Saturday, October 24, 2009
AIG's shameful bosses get their pay slashed
Kenneth Feinberg, the US Treasury Department’s special master for executive compensation, has ruled that the bosses of American International Group Inc or AIG have had excessive pay and has now slashed it.
A total of seven American companies, including New York-based AIG, that got “exceptional” aid from the Treasury’s $700 billion rescue fund are involved. Cash salary reductions announced yesterday were about 90 percent and total compensation was cut an average of 50 percent. AIG, which got U.S. aid valued at $182.3 billion, ignited a backlash in March after giving about $165 million of retention bonuses to employees winding down the derivatives unit blamed for pushing the company to the brink of collapse.

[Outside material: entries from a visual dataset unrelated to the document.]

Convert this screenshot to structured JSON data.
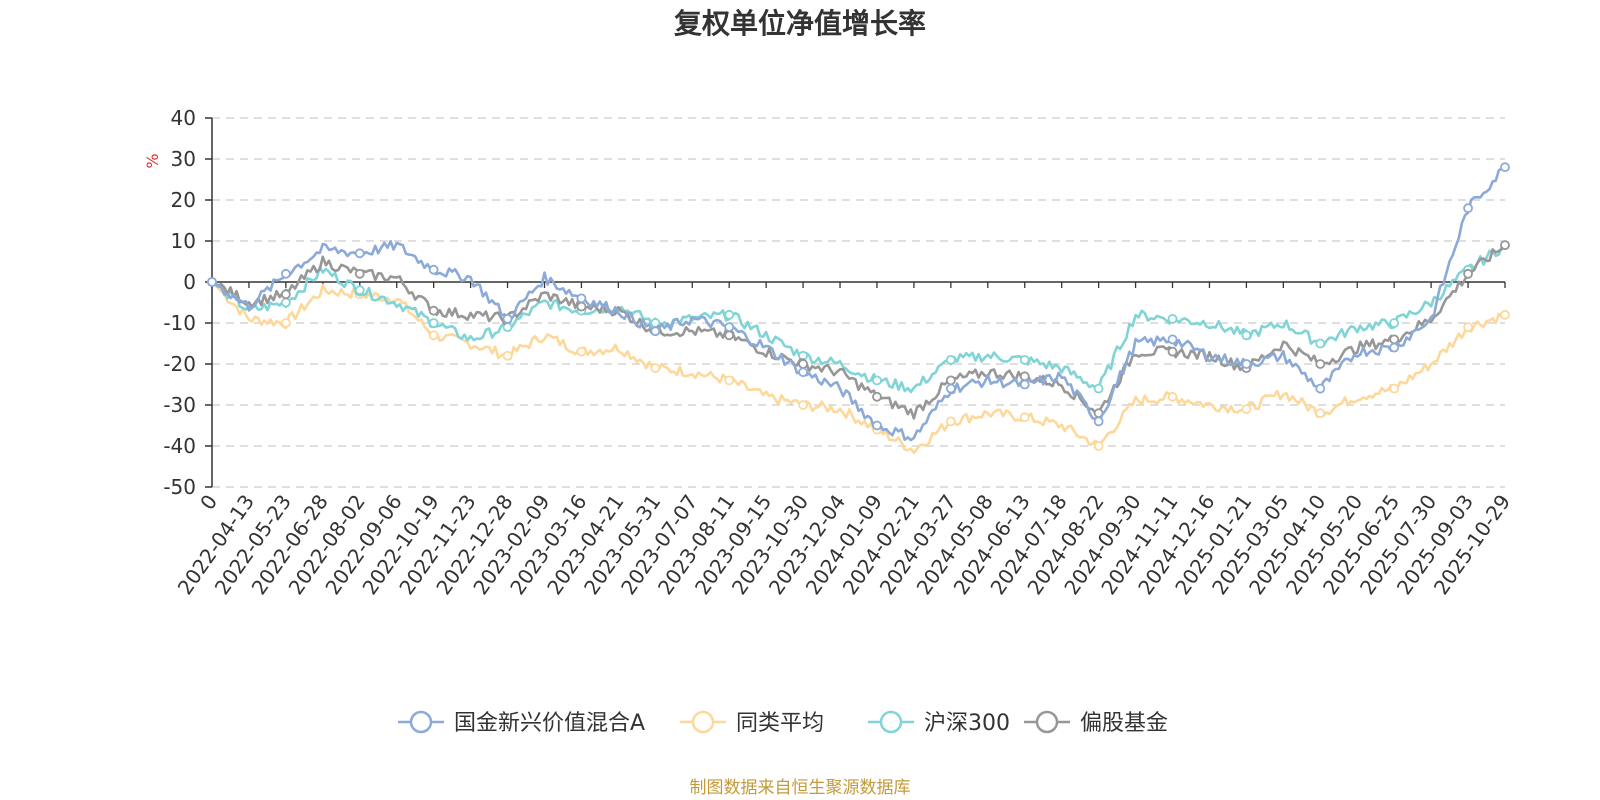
{
  "chart_data": {
    "type": "line",
    "title": "复权单位净值增长率",
    "ylabel": "%",
    "ylim": [
      -50,
      40
    ],
    "yticks": [
      "40",
      "30",
      "20",
      "10",
      "0",
      "-10",
      "-20",
      "-30",
      "-40",
      "-50"
    ],
    "grid": true,
    "legend_position": "bottom-center",
    "categories": [
      "0",
      "2022-04-13",
      "2022-05-23",
      "2022-06-28",
      "2022-08-02",
      "2022-09-06",
      "2022-10-19",
      "2022-11-23",
      "2022-12-28",
      "2023-02-09",
      "2023-03-16",
      "2023-04-21",
      "2023-05-31",
      "2023-07-07",
      "2023-08-11",
      "2023-09-15",
      "2023-10-30",
      "2023-12-04",
      "2024-01-09",
      "2024-02-21",
      "2024-03-27",
      "2024-05-08",
      "2024-06-13",
      "2024-07-18",
      "2024-08-22",
      "2024-09-30",
      "2024-11-11",
      "2024-12-16",
      "2025-01-21",
      "2025-03-05",
      "2025-04-10",
      "2025-05-20",
      "2025-06-25",
      "2025-07-30",
      "2025-09-03",
      "2025-10-29"
    ],
    "series": [
      {
        "name": "国金新兴价值混合A",
        "color": "#8caad8",
        "values": [
          0,
          -6,
          2,
          8,
          7,
          9,
          3,
          1,
          -9,
          1,
          -4,
          -7,
          -12,
          -9,
          -11,
          -16,
          -22,
          -26,
          -35,
          -38,
          -26,
          -24,
          -25,
          -23,
          -34,
          -15,
          -14,
          -18,
          -20,
          -18,
          -26,
          -17,
          -16,
          -9,
          18,
          28
        ]
      },
      {
        "name": "同类平均",
        "color": "#fdd89a",
        "values": [
          0,
          -9,
          -10,
          -2,
          -3,
          -4,
          -13,
          -15,
          -18,
          -13,
          -17,
          -16,
          -21,
          -22,
          -24,
          -28,
          -30,
          -31,
          -36,
          -41,
          -34,
          -32,
          -33,
          -35,
          -40,
          -29,
          -28,
          -30,
          -31,
          -27,
          -32,
          -28,
          -26,
          -20,
          -11,
          -8
        ]
      },
      {
        "name": "沪深300",
        "color": "#80d4d6",
        "values": [
          0,
          -7,
          -5,
          3,
          -2,
          -5,
          -10,
          -14,
          -11,
          -5,
          -7,
          -6,
          -10,
          -9,
          -8,
          -13,
          -18,
          -20,
          -24,
          -26,
          -19,
          -18,
          -19,
          -21,
          -26,
          -8,
          -9,
          -10,
          -13,
          -10,
          -15,
          -11,
          -10,
          -5,
          3,
          9
        ]
      },
      {
        "name": "偏股基金",
        "color": "#979797",
        "values": [
          0,
          -5,
          -3,
          5,
          2,
          1,
          -7,
          -8,
          -9,
          -3,
          -6,
          -7,
          -12,
          -12,
          -13,
          -17,
          -20,
          -22,
          -28,
          -32,
          -24,
          -22,
          -23,
          -25,
          -32,
          -17,
          -17,
          -18,
          -21,
          -15,
          -20,
          -16,
          -14,
          -9,
          2,
          9
        ]
      }
    ]
  },
  "legend": {
    "items": [
      "国金新兴价值混合A",
      "同类平均",
      "沪深300",
      "偏股基金"
    ]
  },
  "source_text": "制图数据来自恒生聚源数据库",
  "colors": {
    "source": "#c49a3a",
    "unit": "#e03030",
    "grid": "#cccccc",
    "axis": "#333333"
  }
}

President Barack Obama called the bonuses an “outrage,” and then-CEO Edward Liddy asked employees getting more than $100,000 to return half. But four of five managers in the Financial Products unit hadn’t made good on pledges to return the retention bonuses as of August, Feinberg said in documents released yesterday. The fifth employee hadn’t made a promise. AIG’s proposal to pay the five a total of $13.2 million this year was rejected.
Instead the bosses are going to get $200,000 ($NZ 267,000) a year each, still a lot more than the many victims of their greed-driven excesses ever got as salaries.
This scurrilous organisation operates in New Zealand as AMERICAN INTERNATIONAL ASSURANCE COMPANY (BERMUDA) LIMITED with NZ companies office number 583021. It's likely, given that Bermuda is a known tax haven, that these bosses will use it as a means of circumventing the US Government's ruling. Details of the official filings including financial statements are downloadable free at the NZ Companies Office website. The last set of financial statements is about a year old, but still makes interesting reading. There are a lot of unanswered questions, of course, particularly in regard to the tens of millions of dollars shipped offshore.